No Hive members were arrested. However, ransomware actors are occasionally apprehended, but most of the prolific offenders are suspected to be in jurisdictions that will not extradite. Identifying perpetrators is also difficult. U.S. prosecutors have named alleged ransomware perpetrators before, such as in the ransomware attacks against businesses and government entities in Texas, U.S., and Kaseya. With Hive, it appears investigators may not have that level of detail yet: the State Department has offered up to US $10 million for information leading to arrests.
Victims: Ask for Help
The Hive operation should send a clear message to future ransomware victims to contact law enforcement. Unfortunately, ransomware victims have been reluctant to do that because they fear attention will be drawn to their already-stressful plight. In announcing the Hive operation, FBI Director Christopher Wray noted that only 20% of Hive’s victims reported the incidents to law enforcement. The Hive operation is an excellent example of why that thinking should be reconsidered. Some Hive victims received decryption keys within hours of attacks, a remarkable outcome and one that shows relief may be available. National cybersecurity and law enforcement agencies will know if keys or other help is available, but victims have to overcome their reluctance to contact authorities. The Hive operation shows that law enforcement is willing to channel help to victims as an investigation and offensive action are ongoing.
Hive and its affiliates was one of the most active groups throughout 2022, so its demise will cause a reshuffling. We would expect a short-term dip in overall attacks. But since there have been no arrests, the main actors could get back in business.
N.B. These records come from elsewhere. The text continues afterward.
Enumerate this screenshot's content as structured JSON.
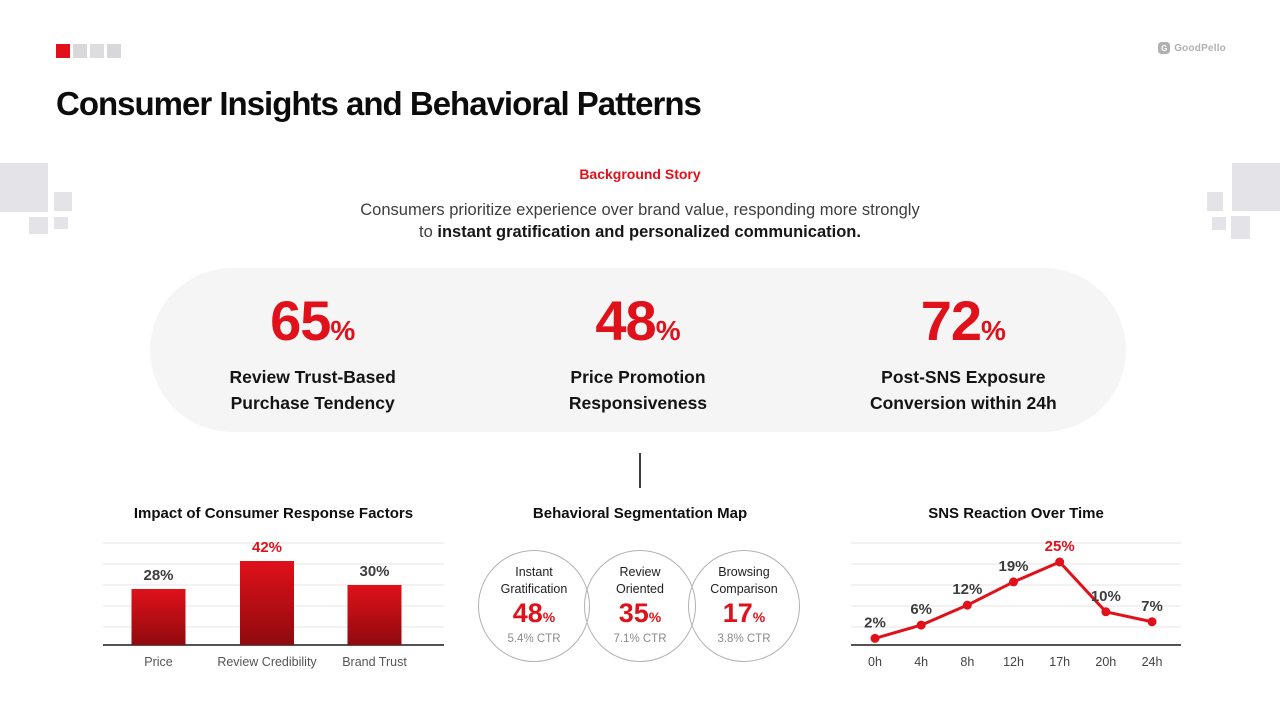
{
  "header": {
    "title": "Consumer Insights and Behavioral Patterns",
    "accent_squares": [
      "#e0111a",
      "#d8d8da",
      "#dddddf",
      "#d8d8da"
    ],
    "logo": {
      "letter": "G",
      "text": "GoodPello"
    }
  },
  "intro": {
    "eyebrow": "Background Story",
    "line1": "Consumers prioritize experience over brand value, responding more strongly",
    "line2_regular": "to ",
    "line2_bold": "instant gratification and personalized communication."
  },
  "stats": [
    {
      "value": "65",
      "unit": "%",
      "label_line1": "Review Trust-Based",
      "label_line2": "Purchase Tendency"
    },
    {
      "value": "48",
      "unit": "%",
      "label_line1": "Price Promotion",
      "label_line2": "Responsiveness"
    },
    {
      "value": "72",
      "unit": "%",
      "label_line1": "Post-SNS Exposure",
      "label_line2": "Conversion within 24h"
    }
  ],
  "colors": {
    "accent": "#e0111a",
    "bar_gradient_top": "#e0111a",
    "bar_gradient_bottom": "#8f0a0e",
    "pill_background": "#f5f5f6",
    "decorative_gray": "#e4e4e8",
    "gridline": "#e6e6e6",
    "axis": "#1a1a1a",
    "label_gray": "#3d3d3d"
  },
  "chart_data": [
    {
      "type": "bar",
      "title": "Impact of Consumer Response Factors",
      "categories": [
        "Price",
        "Review Credibility",
        "Brand Trust"
      ],
      "values": [
        28,
        42,
        30
      ],
      "unit": "%",
      "highlight_index": 1,
      "xlabel": "",
      "ylabel": "",
      "ylim": [
        0,
        50
      ],
      "grid": true,
      "legend": false
    },
    {
      "type": "pie",
      "variant": "overlapping-circles",
      "title": "Behavioral Segmentation Map",
      "unit": "%",
      "segments": [
        {
          "label": "Instant Gratification",
          "value": 48,
          "ctr": "5.4% CTR"
        },
        {
          "label": "Review Oriented",
          "value": 35,
          "ctr": "7.1% CTR"
        },
        {
          "label": "Browsing Comparison",
          "value": 17,
          "ctr": "3.8% CTR"
        }
      ]
    },
    {
      "type": "line",
      "title": "SNS Reaction Over Time",
      "x": [
        "0h",
        "4h",
        "8h",
        "12h",
        "17h",
        "20h",
        "24h"
      ],
      "values": [
        2,
        6,
        12,
        19,
        25,
        10,
        7
      ],
      "unit": "%",
      "highlight_index": 4,
      "xlabel": "",
      "ylabel": "",
      "ylim": [
        0,
        30
      ],
      "grid": true,
      "legend": false
    }
  ]
}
Combating ransomware is an unending battle as the threat actors behind these groups will simply rebrand and start anew under different group names.
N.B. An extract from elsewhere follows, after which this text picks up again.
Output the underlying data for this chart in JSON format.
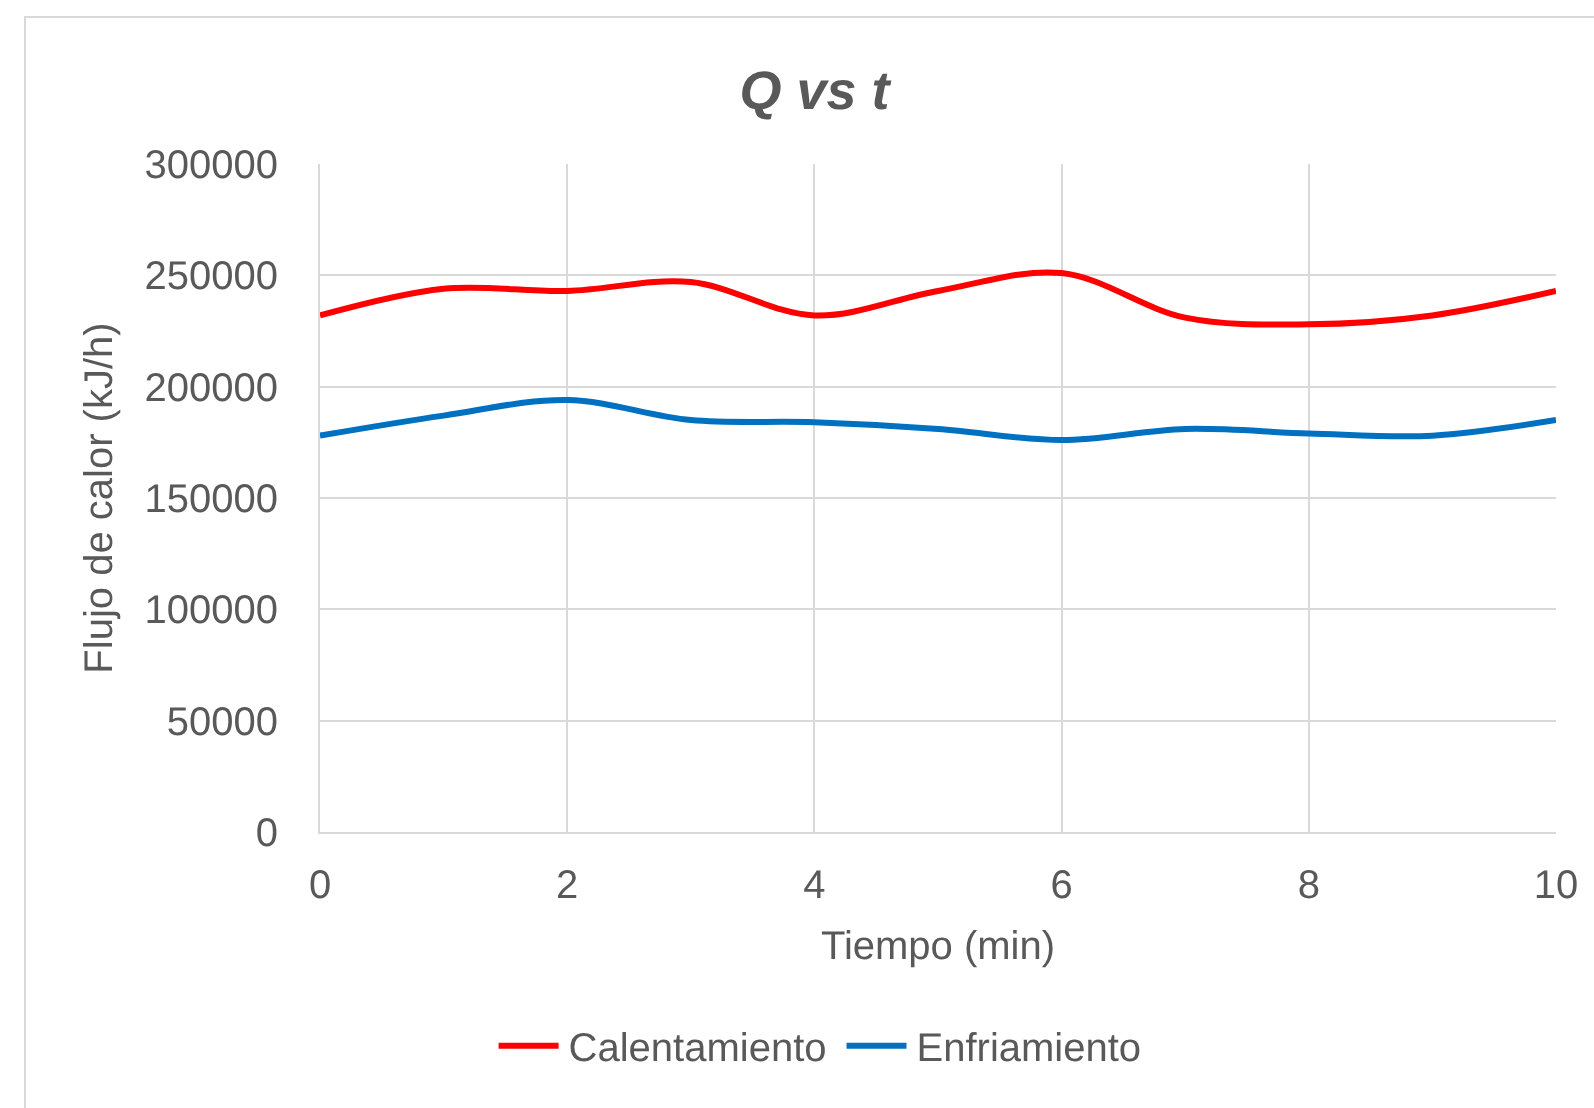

More broadly, there are some signs on the horizon that point to increasing difficulties for ransomware actors. Intel 471 is seeing fewer ransomware victims enter into chat negotiation portals. This observation aligns with data collected by Coveware, which specializes in ransomware negotiations, and Chainalysis, both of which recently published research heralding a sharp drop in ransoms paid.
Those firms’ findings are a sign of two trends. First, victims may have backups to restore operations and not have to consider buying a decryption key. This has always been the best strategy: raising the base level of cybersecurity preparedness, eliminating low-hanging fruit for attackers and having a well-practiced disaster recovery plan and backups.
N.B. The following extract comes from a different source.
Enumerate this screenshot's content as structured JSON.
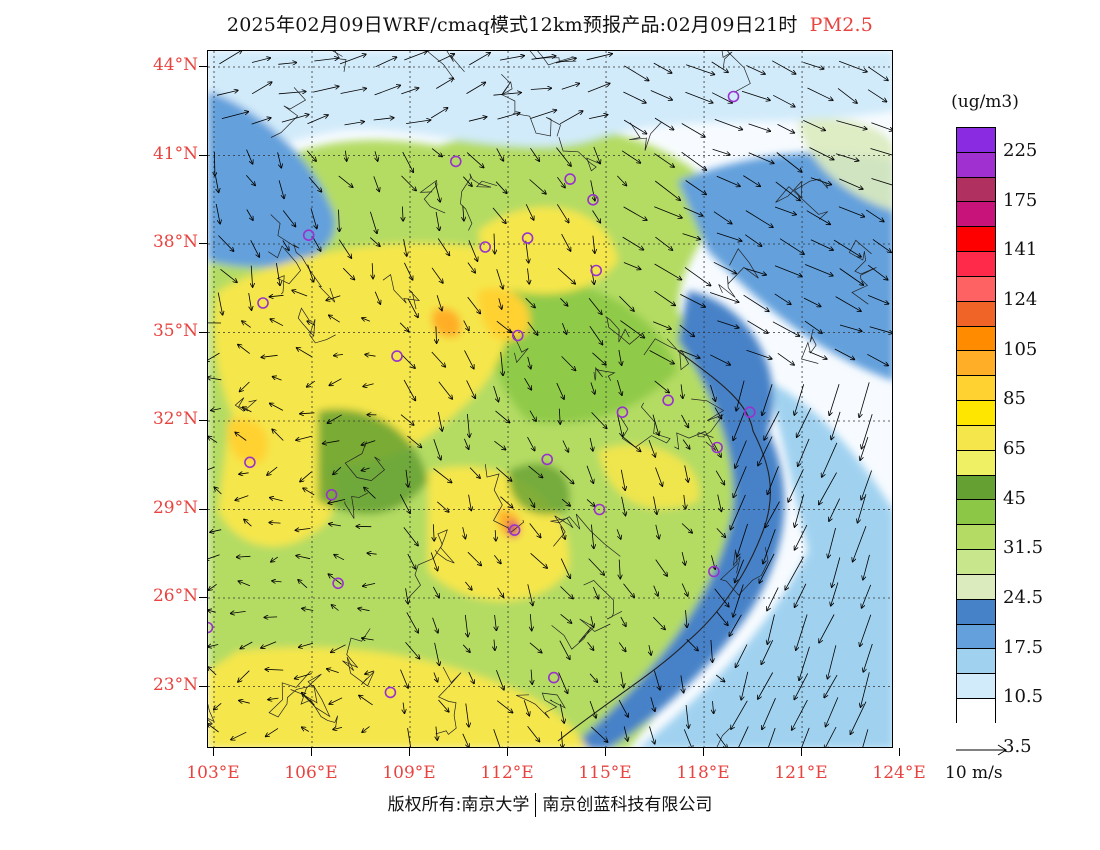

Second, “double extortion” may not be a viable strategy as it once was for ransomware attackers. Hive and other ransomware groups exfiltrate data prior to encrypting the files. The data is then used as a lever: if an organization doesn’t pay for a decryption key, the threat of releasing the data publicly is used to pressure the victim to pay. But whether an organization pays or not, it has still experienced a data breach, and all of the regulatory obligations still apply.
Ransomware actors promise to delete the data after the ransom is paid. But victims can’t trust cybercriminals to do so since there’s no realistic way to verify it has been deleted. In one instance, Intel 471 analysts observed a threat actor make a long video that purportedly showed stolen data being deleted after a ransom was paid in an effort to convince the organization that the data had not been retained.
These are all encouraging indications that anti-ransomware efforts are beginning to exert pressure on ransomware actors. We don’t expect ransomware to significantly abate in 2023, but the signs point to a more constrained operating environment for threat actors.